Thanks to a fantastic metabolism, I've managed to always be naturally on the thinner side. I credit my metabolism with this mostly because, lets face it, I am a stranger to exercise. Like in the gym with weights exercise. On the treadmill exercise. Going for a run exercise. Not going for a hike or something done for fun which I actually do all the time. :)
We weren't always strangers though! We first started out as friends. Thanks to a condition called scoliosis, (a condition where there is a curvature in the spine), I was going to physical therapy 3 times a week all throughout my last year and a half of high school. This was to strengthen my core muscles and help alleviate back pain. It also did well to tone me up a bit. Much to my surprise, I continued to do so after I made my grand move to WA. Way to go me! But like in some cases, for whatever reasons, you may start to drift away from your friend. Exercise and I eventually became just an acquaintance. I would go for the occasional iron pump....maybe if I happened to be bored or felt guilty about eating a piece of triple layer chocolate cake. Eventually though, exercise and I became strangers. If someone were to say, "Hey, there goes exercise." I'd respond, "Who's that?" But as I said before, I had a great metabolism. I was just lucky like that. So I decided I didn't need exercise. I was only doing it in the first place to help with my back. Exercise can go be friends with someone else. I'll sit in the corner with my triple layer chocolate cake and let my metabolism do all the work. Perfect!

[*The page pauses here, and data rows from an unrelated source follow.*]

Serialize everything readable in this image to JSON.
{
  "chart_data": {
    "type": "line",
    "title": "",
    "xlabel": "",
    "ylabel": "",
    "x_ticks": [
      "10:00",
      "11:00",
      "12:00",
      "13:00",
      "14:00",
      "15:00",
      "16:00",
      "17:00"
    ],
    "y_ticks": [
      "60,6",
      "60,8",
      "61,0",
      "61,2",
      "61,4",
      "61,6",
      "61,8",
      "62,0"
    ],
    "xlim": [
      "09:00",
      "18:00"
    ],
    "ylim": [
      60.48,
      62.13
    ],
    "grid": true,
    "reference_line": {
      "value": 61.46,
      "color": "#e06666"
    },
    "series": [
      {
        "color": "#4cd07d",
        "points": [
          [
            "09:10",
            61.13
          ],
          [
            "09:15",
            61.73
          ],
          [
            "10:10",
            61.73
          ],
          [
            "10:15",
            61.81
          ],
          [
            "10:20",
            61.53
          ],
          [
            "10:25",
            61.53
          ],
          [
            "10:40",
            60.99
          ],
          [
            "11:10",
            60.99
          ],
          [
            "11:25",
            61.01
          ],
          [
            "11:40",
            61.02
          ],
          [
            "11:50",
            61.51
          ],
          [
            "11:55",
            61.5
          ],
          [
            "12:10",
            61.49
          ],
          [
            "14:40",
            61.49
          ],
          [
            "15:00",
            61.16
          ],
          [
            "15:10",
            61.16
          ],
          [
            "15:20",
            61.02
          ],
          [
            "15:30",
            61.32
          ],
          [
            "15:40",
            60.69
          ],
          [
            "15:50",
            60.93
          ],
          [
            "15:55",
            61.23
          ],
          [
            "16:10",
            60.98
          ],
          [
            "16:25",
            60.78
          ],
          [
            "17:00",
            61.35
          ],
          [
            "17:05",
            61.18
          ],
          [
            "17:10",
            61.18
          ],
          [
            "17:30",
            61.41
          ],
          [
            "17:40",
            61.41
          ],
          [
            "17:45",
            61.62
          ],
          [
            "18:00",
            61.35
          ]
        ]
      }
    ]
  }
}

Until I had a baby. Yes, it is no lie that cradling a baby in your womb damages more than your ability to laugh without peeing your pants. Post delivery, after the excitement mellowed and high wore off...after the visitors had gone for the night...after my beautiful new baby boy and wonderful husband settled in for a nap...I dared to lift my gown and peer down at my body. What the heck is this? Why does it look like I am now housing a giant bowl of jello where my sweet little boy once was? Why does my once perfectly smooth belly now resemble the many folds of a shar-pei? *Sigh* I mean my common sense told me I was going to look a little funky. I just had a baby, what did I expect? But that common sense did nothing to stop the shock I felt when I actually saw just how terrible I looked. I wish someone had warned me....just so I could have been a tiny bit more prepared. Still, as ugly as this thing called my body was, I knew it wouldn't always be this way. You always bounce back, right? So I basked in the joy God had blessed my husband and I with that day. I concentrated on the tiny life that became my whole world...the little guy we named Anthony Carl. And I vowed to let my body repair itself and not bother my pretty little head about it.
Months pass and I realize while my body and metabolism had done a spectacular job dropping much of the lingering baby weight, I continued to be unhappy with the way I looked. Enter exercise. But don't get too excited! Our friendship once again was short lived. I'll blame it on being too busy with my sweet little boy to work in the time. I'll blame it on not liking to work out in front of others. I'll blame it on not seeing enough results to warrant all the time and work it took to get a baby sitter, get ready, drive there, drive back, etc, etc. I'll blame it on being lazy. Yeah, I'll blame it on that. Farewell exercise once again! Why is it I would rather feel I look awful than put forth the work to do something about it? Why? Because eating triple layer chocolate cake is way more fun than working out. And it tastes much better than sweat. I continued on with my not so up to par view of myself. I told myself I just had a baby 6 months ago....I just needed more time. A longer grace period. Why the rush? Things will eventually fall back into place. I'll feel like my old self again. I'll look like my old self again. Maybe even better. Yeah! Even better.
A year after that I was finally down to a few pounds above pre-pregnancy weight, but for some reason I never did loose my love handles. I still had a little pooch. Cleverly sucked in whenever a camera was in sight though. Thanks, metabolism. You failed me! I read all about how you can change as I age...how you can change after childbirth. Was I just in denial? Yes, yes I was. I quieted my sadness with the news of a new little one on the way! HOORAY! Now I can eat all the triple layer chocolate cake I want without the guilt! Hehehe
Once again, post deliver, after the excitement mellowed and high wore off...after the visitors had gone for the night...after my beautiful new baby girl and wonderful husband settled in for a nap...I dared to lift my gown and peer down at my body. Hello jello bowl full of shar-pei wrinkles. Nice to see you again.
It has now been 7 1/2 months since the birth of my precious little Molly Lynn Elizabeth. Exercise is still not my friend. But surprise, surprise, guess who is? Love handles and little belly pooch. Still cleverly sucked in whenever a camera comes around. Coincidentally as my image over my body gets worse, so does my scoliosis pain. I like to think it is just a little nudge from my body reminding me of what's really going to get me back to my old self. So now all I have to do is heed the message and reconnect with my old friend exercise. Possibly staying best friends forever. Sadly, I don't think I can rely on my "fantastic" metabolism for too much longer. I'd hate to be forever asking, "Does this baby make my butt look fat?"